Price is probably the most important factor when buying a car, but should this be the only consideration. get\Worth warns against a common technique in car sales called the Four Square Worksheet, a psychological tool a salesperson can use to distract a buyer from the overall cost of a deal.
get\Worth director Jamie Surkont points to the Four Square Worksheet and stresses that there is a lot more to buying a car than just the price. “Think of a large square, divided into four smaller squares. One is your new car price, one is your current car’s trade-in value, one is your finance deposit and one is your monthly payment.”
The new car price normally starts at the list price whilst the salesperson extracts the other information on what the buyer would like to achieve in each of the remaining three squares. Based on this information, they will then present a draft deal.

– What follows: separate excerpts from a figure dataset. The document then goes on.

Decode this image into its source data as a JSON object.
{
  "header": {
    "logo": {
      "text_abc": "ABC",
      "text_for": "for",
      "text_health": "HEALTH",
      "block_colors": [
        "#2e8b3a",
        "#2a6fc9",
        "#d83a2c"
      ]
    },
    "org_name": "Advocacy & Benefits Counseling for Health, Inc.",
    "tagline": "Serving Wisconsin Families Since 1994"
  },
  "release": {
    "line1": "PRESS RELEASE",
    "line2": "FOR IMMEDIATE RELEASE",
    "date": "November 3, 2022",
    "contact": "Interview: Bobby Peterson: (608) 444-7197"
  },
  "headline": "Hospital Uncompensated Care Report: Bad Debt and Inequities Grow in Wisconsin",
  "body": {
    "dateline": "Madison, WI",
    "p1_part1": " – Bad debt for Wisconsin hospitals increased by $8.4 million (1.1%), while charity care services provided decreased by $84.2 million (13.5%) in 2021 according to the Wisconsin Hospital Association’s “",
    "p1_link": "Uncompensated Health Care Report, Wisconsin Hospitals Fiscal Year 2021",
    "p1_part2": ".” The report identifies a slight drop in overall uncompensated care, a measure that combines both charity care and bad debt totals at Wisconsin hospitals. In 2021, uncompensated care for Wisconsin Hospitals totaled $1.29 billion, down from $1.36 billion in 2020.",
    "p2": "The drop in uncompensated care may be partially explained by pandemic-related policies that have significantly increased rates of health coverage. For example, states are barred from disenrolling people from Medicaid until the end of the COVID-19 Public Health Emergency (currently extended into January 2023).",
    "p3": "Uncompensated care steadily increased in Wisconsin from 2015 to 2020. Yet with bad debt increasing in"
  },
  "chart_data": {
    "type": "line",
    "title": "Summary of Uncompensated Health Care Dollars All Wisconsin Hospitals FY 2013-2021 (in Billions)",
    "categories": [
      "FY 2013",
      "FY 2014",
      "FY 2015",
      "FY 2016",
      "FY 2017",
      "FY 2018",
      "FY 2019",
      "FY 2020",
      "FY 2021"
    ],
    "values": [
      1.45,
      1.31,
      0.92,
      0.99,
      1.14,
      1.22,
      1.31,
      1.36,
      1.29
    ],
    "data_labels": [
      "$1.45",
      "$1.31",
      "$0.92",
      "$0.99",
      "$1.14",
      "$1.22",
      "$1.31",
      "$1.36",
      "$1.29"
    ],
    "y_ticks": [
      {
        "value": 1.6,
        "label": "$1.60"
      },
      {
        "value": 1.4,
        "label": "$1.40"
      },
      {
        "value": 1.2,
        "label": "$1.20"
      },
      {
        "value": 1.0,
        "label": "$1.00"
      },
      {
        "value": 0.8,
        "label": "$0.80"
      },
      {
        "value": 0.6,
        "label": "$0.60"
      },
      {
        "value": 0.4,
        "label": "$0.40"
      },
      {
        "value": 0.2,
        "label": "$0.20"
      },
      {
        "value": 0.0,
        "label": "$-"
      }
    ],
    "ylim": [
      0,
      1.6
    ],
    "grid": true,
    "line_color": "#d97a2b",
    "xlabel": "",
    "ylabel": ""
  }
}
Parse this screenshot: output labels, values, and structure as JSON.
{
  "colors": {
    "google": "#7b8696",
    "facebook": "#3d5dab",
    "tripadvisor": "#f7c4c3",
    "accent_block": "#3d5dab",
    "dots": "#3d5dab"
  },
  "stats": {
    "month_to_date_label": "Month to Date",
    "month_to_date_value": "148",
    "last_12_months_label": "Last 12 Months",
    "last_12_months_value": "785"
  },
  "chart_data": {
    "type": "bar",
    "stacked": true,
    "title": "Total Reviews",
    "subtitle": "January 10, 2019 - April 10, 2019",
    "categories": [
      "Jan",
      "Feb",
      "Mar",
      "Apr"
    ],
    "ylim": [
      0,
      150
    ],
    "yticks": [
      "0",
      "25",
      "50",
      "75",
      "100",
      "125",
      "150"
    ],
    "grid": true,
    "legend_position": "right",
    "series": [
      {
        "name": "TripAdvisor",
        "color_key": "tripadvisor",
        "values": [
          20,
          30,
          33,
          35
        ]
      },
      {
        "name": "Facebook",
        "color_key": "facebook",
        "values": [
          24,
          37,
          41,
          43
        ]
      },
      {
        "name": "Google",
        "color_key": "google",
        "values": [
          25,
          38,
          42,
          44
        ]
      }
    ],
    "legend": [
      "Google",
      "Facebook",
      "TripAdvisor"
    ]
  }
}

“Normally the monthly payment and deposit are too high or the trade-in price is too low or the discount on the new car is too small. You reject that first offer, and the negotiations begin,” he explains.
Based on the reaction, the salesperson can determine where the focus is placed. If one is hell-bent on getting the cheapest price on the new car, the salesperson can offset this against a lower price on the trade-in.
“If you are only interested in what your monthly repayment is, he can still squeeze lots of high-margin extras into the deal, like warranties or smash and grab. Or if you need to clear a certain amount on your trade-in because of a high finance settlement, then the new car price can be loaded,” he warns.
“And amazingly, you can still get low monthly payments by playing with balloon payments and another financial engineering. It’s a psychological tool, designed to confuse and prevent you from seeing the whole deal clearly,” he adds.
The salesperson has a lot of flexibility to move things between squares and add little extras here and there. The consumer, on the other hand, finds the mix bewildering and ends up focusing only on their key considerations like the new car price or the monthly repayment.
“So you end up with a deal where you seemed to achieve your objectives, but you have a niggling feeling that you got taken,” says Surkont.
The Four Square Worksheet is a crude tool and many dealers won’t use it. However, even where a salesman doesn’t explicitly use the worksheet, the same techniques and psychological principles apply. Any car salesman worth his salt will be adept at extracting the information and playing the various parts of a deal off against each other to maximise the dealer’s margin.
“Remember that a dealer can make money on all parts of the deal, they get a margin on the new car, they can profit on the trade-in, they get mark-ups or commissions on the extras and they get incentives on raising finance,” he warns.
To level the playing fields, Surkont recommends that one separates the issues and insists on playing only one square at a time. “Ask for the best cash price for your new car. If you want any extras, like extended warranties, define these upfront, to be included in the cash price. Don’t get sucked into trade-in or finance discussion before you have a cash price.”
“Do some research on your trade-in and get some cash offers before looking at a new car. These might be lower than what you wanted to hear, but a cash offer is a reflection of the real market. If you get an inflated trade-in, you will end up paying for it somewhere else in the deal,” he says.
Surkont says one should only then negotiate a net deal with finance. “If you change anything, make sure you understand exactly what changed on the other side to compensate. Even better, work out the numbers before you start.”
“Bear in mind that dealers get an incentive on raising finance, so push for the best interest rate possible. You might want to also ask your own bank for terms before you go in so that you have an alternative or something to compare with,” he advises.
“Before closing the deal, make sure that nothing extra has crept in, apart from items you explicitly negotiated. It is not uncommon to see things change on the complicated financial documents, so this is important. Read the offer-to-purchase and finance terms carefully,” he adds.
He says by following these simple steps, it will put you ahead of 90% of car salespeople. “They will realise that you are a more sophisticated buyer and is more likely, to be frank with you. You are less likely to get confused and have a clear idea of the actual prices, which will make a real impact on your wealth in the long term.”
“get\Worth has taken a conscious decision to explicitly separate the pieces of a deal for the customer. In the short term, it works against us and lowers margins, but our aim is to develop lifetime customers and a level of trust that has been lacking in the auto industry,” he concludes.
get\Worth helps its customers to manage the wealth impact of car ownership by providing the necessary tools and information to make informed decisions.